Las ciudades no son sus monumentos históricos, sus "panoramas" o paseos. Julien Green, novelista francés, decía que las ciudades que de verdad existen son aquellas en las que uno ha sufrido algo, y París era para él un entresijo de calles y callejuelas que estaban asociadas a una separación, una pena de amor o alguna tristeza, y por eso le era tan entrañable, tan real. Los turistas no conocen de verdad París porque no han sufrido en ella, afirmaba enfáticamente Green, cuyas novelas son la mejor guía para conocer desde adentro, en sus luces y sombras, esa "ciudad eterna".
Los grandes amores no se construyen solo de euforias o epifanías pasajeras: hay que tener heridas para que esos amores se te metan adentro y no queden solo a un nivel epidérmico. Eso sucede con las personas y las ciudades. Eso me está pasando con Valdivia, ciudad a la que vuelvo todos los veranos hace casi dos décadas y a la que me gusta escaparme en el invierno, cuando la nostalgia de lluvia se vuelve insoportable en Santiago. Pero nunca había sentido por Valdivia lo que siento hoy y me doy cuenta que es porque una amiga muy querida -que tantas veces nos sirvió de guía por esta austral ciudad- ya no está aquí. Stela Somerhoff falleció hace unos meses, y nunca pensé que el retorno a estas calles y esta costanera iban a estar tan cargados de su presencia/ausencia.
Ahora Valdivia duele: no de una manera punzante ni negativa -porque Stela era pura luz y amistad desinteresada y sabia-, pero duele. Y, entonces, de verdad comienza una relación distinta con la ciudad. En cada esquina creo que va a aparecer ella de pronto debajo de una de las breves lluvias de verano, con su elegancia de niña eterna.
Stela había quemado las naves de muchos convencionalismos y también un pasado de dolores (siempre vividos estoicamente) para quedarse aquí, cerca del río, en realidad frente a él, en una pequeña casa como de un cuento alemán de los Hermanos Grimm. Ella habría sido el hada salvadora o la niña heroína de ese cuento, una Gretel de la Selva Fría. La última vez que la vimos fue en una cabaña entre Valdivia y Niebla donde solemos recalar: ahí nos contó -con la misma paz y luminosidad de siempre- sobre la enfermedad terrible que se había apoderado de su cuerpo. Y digo de su cuerpo, porque nunca se apoderó de su alma, un alma superior a todos los límites que su propia vida le impuso.

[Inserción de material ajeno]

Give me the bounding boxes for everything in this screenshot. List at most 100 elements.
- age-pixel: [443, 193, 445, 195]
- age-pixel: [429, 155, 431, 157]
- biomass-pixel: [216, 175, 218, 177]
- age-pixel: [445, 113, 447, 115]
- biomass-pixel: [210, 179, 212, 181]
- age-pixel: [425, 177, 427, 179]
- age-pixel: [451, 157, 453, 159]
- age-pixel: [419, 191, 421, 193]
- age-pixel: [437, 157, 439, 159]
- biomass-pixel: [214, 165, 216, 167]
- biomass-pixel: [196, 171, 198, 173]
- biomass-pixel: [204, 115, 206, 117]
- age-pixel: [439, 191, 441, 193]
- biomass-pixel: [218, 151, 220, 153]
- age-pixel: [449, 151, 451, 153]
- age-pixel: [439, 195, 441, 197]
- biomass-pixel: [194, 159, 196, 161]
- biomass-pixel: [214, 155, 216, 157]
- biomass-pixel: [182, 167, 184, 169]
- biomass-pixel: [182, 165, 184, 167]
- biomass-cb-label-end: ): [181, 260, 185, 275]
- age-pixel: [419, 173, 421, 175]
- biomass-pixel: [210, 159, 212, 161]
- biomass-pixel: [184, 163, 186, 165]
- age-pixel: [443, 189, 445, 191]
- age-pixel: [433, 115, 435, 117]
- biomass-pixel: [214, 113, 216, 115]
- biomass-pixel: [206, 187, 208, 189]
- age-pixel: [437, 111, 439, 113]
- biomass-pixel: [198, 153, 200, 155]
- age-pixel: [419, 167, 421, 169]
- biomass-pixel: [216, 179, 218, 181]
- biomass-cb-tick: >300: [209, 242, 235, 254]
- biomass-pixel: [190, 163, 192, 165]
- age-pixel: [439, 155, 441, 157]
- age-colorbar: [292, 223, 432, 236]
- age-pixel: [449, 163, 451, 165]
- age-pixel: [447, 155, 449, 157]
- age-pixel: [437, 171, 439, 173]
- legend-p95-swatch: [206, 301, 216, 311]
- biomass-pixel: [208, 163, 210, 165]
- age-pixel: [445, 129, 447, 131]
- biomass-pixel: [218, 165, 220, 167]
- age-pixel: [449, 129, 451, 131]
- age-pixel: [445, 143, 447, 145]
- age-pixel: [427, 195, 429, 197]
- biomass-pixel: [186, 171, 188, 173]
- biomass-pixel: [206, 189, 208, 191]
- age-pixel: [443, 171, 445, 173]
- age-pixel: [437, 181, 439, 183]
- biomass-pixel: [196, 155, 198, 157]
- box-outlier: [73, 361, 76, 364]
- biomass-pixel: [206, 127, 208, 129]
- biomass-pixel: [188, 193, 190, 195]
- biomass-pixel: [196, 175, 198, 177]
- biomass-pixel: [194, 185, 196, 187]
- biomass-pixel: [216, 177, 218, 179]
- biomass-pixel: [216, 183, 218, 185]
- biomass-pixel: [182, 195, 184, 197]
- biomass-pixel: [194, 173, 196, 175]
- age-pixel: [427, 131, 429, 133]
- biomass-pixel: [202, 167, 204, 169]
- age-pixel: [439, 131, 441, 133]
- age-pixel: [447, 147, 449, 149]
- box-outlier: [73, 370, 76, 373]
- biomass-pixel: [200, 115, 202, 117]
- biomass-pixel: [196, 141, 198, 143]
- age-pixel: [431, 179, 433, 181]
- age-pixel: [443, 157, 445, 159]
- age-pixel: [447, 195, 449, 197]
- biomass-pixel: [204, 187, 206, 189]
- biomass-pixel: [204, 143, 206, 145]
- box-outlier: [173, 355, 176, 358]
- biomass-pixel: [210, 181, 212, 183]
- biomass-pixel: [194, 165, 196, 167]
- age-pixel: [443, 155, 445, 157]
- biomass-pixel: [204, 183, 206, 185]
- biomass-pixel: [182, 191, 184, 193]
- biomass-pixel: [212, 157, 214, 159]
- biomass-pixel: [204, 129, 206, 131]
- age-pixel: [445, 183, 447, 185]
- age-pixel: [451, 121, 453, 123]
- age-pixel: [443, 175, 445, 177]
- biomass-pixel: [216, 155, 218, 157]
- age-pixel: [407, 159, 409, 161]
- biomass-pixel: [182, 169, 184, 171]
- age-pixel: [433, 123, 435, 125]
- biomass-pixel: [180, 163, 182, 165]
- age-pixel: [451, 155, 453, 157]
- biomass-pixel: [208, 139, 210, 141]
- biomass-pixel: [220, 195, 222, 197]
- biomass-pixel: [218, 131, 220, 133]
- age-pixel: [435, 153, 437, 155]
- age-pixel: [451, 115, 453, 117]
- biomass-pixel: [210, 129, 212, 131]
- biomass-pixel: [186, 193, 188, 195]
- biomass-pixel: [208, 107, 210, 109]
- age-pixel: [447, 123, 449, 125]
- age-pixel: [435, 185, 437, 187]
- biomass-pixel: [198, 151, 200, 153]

Su decisión de venirse a vivir en Valdivia, una vida sencilla y austera, tenía que ver con ser por fin ella misma, Stela en plenitud y sin mentiras ajenas a su ser. Me confesó una vez que no le gustaba el estilo de vida de los santiaguinos, llenos de alarmas y cámaras, prisioneros de la paranoia y la sospecha, y no me la imagino a ella sino aquí, en esta ciudad que no estando en el centro de nada (pues no aspira sino a ser Valdivia), está en el verdadero centro de todo.
El río, que aparece por todas partes (lo estoy viendo mientras escribo esta columna), viene a decirnos lo único esencial que necesitamos escuchar: que todo fluye y cambia, que los cisnes de cuello negro volvieron después de la catástrofe y que Stela -que era como un cisne- ha vuelto en la brisa que mueve el follaje de los árboles de hoja perenne, en el canto de las bandurrias, en los pasos de un desconocido que silba en el bosque (como decía Teillier).
Sé que cada vez que vuelva a Valdivia volveré a sentir la misma pena por la pérdida de Stela. El origen etimológico de su nombre lo dice todo: "estrella de la mañana". Stela, estela, huella. Alma solitaria y libre y bella. Ahora Valdivia me dolerá, y dejará de ser el telón de fondo de unas vacaciones sureñas para ser la ciudad de la amiga ausente. Pero no perdida. Porque con Stela, Valdivia -la ciudad cantada con tanta nostalgia alguna vez por Schwenke y Nilo- parece ganar otra luz, la luz con la que los amigos muertos nos guían a nosotros, los vivos, en este descenso -tan breve-, a veces agitado, a veces suave, por el tiempo y el río. Y por las ciudades que ya están dentro nuestro.